A contemporary report of his bravery read: “He was foremost in the attack, bombing the enemy with great gallantry, when he was severely wounded in the foot. He was urged to go back, but refused and continued to throw bombs. Later his leg was shattered by a shell and he was unable to stand, so that he lay in the trench adjusting detonators and straightening the pins of bombs for his comrades.
“He died before he could be carried out of the trench. For the last eleven months he had always volunteered for dangerous enterprises, and had always set a magnificent example of bravery and devotion to duty.”
Chris McDonald, Chief Executive of the Materials Processing Institute, said “William Short displayed magnificent bravery and devotion to duty. The Materials Processing Institute is privileged to honour his extraordinary contribution and sacrifice 100 years on.”
“The Materials Processing Institute is committed to celebrating the heritage of the North East and the positive contribution it has made to the industrial world and society as a whole. We look forward to continuing to provide support to innovative industrialists, securing a strong future for the area’s proud past.”
The South Bank-based Materials Processing Institute is a not for profit company, which provides a range of research and development, and consultancy services for industrial innovators. It also continues to make specialist steel at the Normanton Plant at its facility on Teesside. The Institute has recently undertaken extensive renovation, improving laboratory and meeting facilities.

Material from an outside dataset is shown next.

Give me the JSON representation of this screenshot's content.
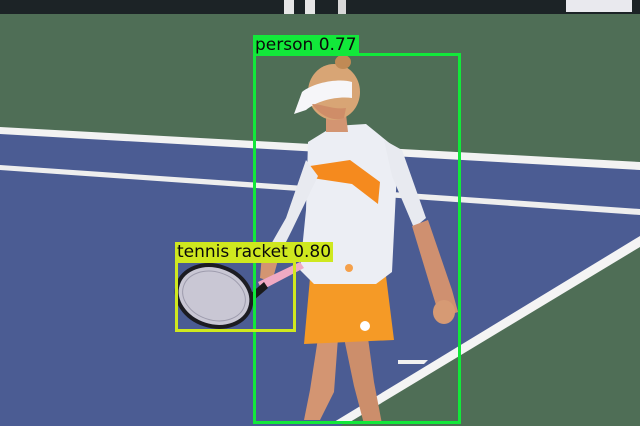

The “Short Room” is one of the newly refurbished rooms and will serve as a lasting monument to Private Short’s connection with the region’s steel heritage.

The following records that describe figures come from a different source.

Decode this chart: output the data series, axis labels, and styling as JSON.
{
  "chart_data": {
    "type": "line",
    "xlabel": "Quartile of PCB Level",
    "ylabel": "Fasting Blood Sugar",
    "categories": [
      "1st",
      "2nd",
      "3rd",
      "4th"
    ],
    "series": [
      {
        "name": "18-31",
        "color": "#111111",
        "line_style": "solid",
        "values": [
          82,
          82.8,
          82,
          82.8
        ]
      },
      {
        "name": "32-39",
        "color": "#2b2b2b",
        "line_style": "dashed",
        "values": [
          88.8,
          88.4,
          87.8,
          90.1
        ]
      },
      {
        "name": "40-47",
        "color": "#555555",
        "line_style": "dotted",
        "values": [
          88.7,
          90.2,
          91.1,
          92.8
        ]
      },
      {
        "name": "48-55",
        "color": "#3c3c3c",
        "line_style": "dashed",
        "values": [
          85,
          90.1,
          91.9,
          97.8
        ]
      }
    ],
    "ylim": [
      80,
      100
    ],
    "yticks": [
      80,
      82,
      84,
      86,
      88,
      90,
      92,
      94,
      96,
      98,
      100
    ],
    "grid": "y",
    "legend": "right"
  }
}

Eric Howden BEM, added: “It is very comforting that companies, like the Materials Processing Institute, are enthusiastic about honouring our heroes, so that people don’t have to go to cemeteries and war memorials to be reminded about the extraordinary achievements and sacrifices our fallen veterans have made.”
Cllr Barry Hunt said: “Private Short is one of our area’s heroes. Like so many of his contemporaries, he showed extraordinary gallantry in the face of unimaginable horrors. It was my pleasure to attend the event at the Materials Processing Institute today, where his sacrifice will live on.”
Sue Haley, Private Short’s Great Niece, added: “It was a wonderful surprise to hear about dedication at the Materials Processing Institute. It’s particularly poignant to establish a lasting connection with the steel industry. As with many families locally the steel industry is in our blood and this honour cements his connection with the industry, carrying his name into the future.”